De mi sombra / jorge maqueda merchán / jordi maqueda (Aceuchal 06207 (Badajoz -España)
―No dudo de mi sombra que cierto es sombra y mía. Sino de esa región donde al ser obstaculizada la luz surge aquella proyectada, dando lugar a una forma bidimensional e invertida, que pretende la silueta completa de un cuerpo: el mío que de alguna manera ha propiciado así un lugar a eso de mí, que todos llamamos genéricamente sombra, pero a la que yo encuentro más adecuado otro nombre, pues en esencia es i no-es reflejo pero es propio luego siendo→ lo que me acompaña de forma silenciosa. Con ella, camino por senderos donde luz y oscuridad dialogan, y no me sorprende encontrar en ella la marca de una anterior existencia. Su inmutabilidad recuerda que, sin importar las circunstancias, hay algo que no-es i es pues no puede ser negado cuando al ser la luz obstaculizada surge aquella proyectada, dando lugar a una forma que abre ese campo de ambigüedad en el que la ausencia crea: un escenario que no-es luego un espacio; sino aparición de aquello que, en su espontaneidad, de sus bordes reconocemos bidimensionalmente lo que intenta abarcar la totalidad de una forma (la mía).
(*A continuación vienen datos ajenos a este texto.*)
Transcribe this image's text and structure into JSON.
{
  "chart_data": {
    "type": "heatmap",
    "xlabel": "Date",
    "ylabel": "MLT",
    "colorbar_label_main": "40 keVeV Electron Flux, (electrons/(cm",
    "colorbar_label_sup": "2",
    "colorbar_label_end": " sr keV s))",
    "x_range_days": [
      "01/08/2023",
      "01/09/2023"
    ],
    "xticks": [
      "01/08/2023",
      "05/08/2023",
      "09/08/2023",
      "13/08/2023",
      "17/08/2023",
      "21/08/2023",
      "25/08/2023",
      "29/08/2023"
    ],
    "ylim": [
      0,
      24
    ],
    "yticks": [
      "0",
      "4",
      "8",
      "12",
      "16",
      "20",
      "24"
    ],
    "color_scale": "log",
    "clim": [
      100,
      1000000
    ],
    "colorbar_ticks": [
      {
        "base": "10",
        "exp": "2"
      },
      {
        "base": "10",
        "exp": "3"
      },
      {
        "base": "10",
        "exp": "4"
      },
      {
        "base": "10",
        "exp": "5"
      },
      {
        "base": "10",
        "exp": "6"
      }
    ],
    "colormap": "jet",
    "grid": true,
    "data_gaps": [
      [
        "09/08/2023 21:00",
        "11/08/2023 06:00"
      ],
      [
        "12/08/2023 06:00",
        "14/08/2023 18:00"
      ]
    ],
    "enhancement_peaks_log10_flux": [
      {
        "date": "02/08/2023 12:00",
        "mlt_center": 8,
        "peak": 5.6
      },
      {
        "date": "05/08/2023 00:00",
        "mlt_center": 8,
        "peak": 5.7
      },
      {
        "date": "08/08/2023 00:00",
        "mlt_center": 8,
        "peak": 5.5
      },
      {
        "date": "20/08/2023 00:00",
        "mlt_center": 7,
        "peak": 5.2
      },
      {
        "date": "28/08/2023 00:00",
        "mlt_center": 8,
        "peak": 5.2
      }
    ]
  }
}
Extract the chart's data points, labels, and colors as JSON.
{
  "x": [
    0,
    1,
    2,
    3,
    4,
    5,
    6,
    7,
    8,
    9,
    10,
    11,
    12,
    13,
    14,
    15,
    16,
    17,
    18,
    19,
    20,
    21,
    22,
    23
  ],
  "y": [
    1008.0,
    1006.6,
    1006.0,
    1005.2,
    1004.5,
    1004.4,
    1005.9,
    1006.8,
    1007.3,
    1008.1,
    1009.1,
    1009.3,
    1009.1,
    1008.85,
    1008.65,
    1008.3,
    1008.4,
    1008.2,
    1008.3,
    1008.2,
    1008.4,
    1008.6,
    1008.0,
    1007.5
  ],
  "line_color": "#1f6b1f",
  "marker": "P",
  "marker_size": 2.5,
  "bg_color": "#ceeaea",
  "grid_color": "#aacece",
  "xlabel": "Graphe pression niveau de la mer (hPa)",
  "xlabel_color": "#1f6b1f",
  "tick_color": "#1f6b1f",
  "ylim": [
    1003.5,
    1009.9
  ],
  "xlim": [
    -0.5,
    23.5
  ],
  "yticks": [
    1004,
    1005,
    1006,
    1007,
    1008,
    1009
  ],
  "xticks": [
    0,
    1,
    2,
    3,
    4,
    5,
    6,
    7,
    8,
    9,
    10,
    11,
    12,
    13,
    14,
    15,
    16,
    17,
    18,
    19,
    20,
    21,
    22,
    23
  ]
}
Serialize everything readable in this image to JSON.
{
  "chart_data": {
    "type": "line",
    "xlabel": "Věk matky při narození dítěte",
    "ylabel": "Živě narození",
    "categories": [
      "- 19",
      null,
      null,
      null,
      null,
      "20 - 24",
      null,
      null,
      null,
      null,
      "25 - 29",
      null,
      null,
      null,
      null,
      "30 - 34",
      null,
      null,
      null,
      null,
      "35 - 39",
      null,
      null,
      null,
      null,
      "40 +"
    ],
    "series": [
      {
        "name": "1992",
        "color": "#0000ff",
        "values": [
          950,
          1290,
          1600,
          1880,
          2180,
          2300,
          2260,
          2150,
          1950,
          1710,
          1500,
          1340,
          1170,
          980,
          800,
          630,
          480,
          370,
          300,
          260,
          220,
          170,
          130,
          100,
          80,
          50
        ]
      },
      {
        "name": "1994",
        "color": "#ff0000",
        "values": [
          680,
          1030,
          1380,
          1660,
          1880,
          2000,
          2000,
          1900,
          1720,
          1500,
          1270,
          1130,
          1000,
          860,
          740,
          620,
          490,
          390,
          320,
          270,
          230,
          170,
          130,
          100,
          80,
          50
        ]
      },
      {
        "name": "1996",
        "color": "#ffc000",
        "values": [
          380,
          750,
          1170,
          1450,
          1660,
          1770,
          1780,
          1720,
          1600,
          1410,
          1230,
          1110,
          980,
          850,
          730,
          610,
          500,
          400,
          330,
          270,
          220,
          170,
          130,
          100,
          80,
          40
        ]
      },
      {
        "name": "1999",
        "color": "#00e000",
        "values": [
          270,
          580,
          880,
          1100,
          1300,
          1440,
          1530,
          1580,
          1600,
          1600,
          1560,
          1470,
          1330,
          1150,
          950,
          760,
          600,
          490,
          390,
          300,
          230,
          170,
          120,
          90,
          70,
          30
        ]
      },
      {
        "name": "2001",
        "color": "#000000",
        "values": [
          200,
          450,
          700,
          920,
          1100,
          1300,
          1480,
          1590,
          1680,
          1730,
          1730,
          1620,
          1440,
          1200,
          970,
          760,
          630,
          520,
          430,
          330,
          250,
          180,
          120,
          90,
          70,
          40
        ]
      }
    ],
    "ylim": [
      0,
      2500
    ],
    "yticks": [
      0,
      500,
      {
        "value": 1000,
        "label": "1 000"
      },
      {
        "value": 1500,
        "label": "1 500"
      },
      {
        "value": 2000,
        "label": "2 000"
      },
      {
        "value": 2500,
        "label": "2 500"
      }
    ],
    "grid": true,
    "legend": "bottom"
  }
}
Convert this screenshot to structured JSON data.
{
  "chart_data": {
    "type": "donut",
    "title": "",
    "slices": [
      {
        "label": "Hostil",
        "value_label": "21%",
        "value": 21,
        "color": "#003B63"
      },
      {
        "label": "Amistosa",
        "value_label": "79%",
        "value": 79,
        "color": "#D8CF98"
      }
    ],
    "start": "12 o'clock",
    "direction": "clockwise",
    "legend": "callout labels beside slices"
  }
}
Esa inversión de frente o versión espejo de lo real proyectado de sus bordes, pone de relieve luego la relación ausente ahí entre luz y reflejo, recordándome que en ausencia de la primera no es de colores mi reflejo o forma de presencia que se extiende más allá (de mi), desafiando en lo físico limitaciones desde lo perceptible que no-es uno i es de uno lo propiciado en su lugar mi “sombra” insuficiente luego para describir su complejidad. En mi experiencia, lo que se manifiesta ante la interferencia de la luz no es solamente de una forma, sino una verdadera región de ausencia y por tanto de oscuridad a la luz de la conciencia ausente de colores, manifestándose aquella esencia de lo primigenio afirmada sin los aditamentos de lo superfluo y de un nombre y forma distinto, lo que no es una mera copia insustancial y “nada” sino una presencia profunda que evoca lo primordial e ineludible imposible de negar en la infinita danza entre lo manifiesto visible ( a la luz) y oculto en propios colores que de otra manera son y no-son a nuestra conciencia los que (generalmente) podemos ver.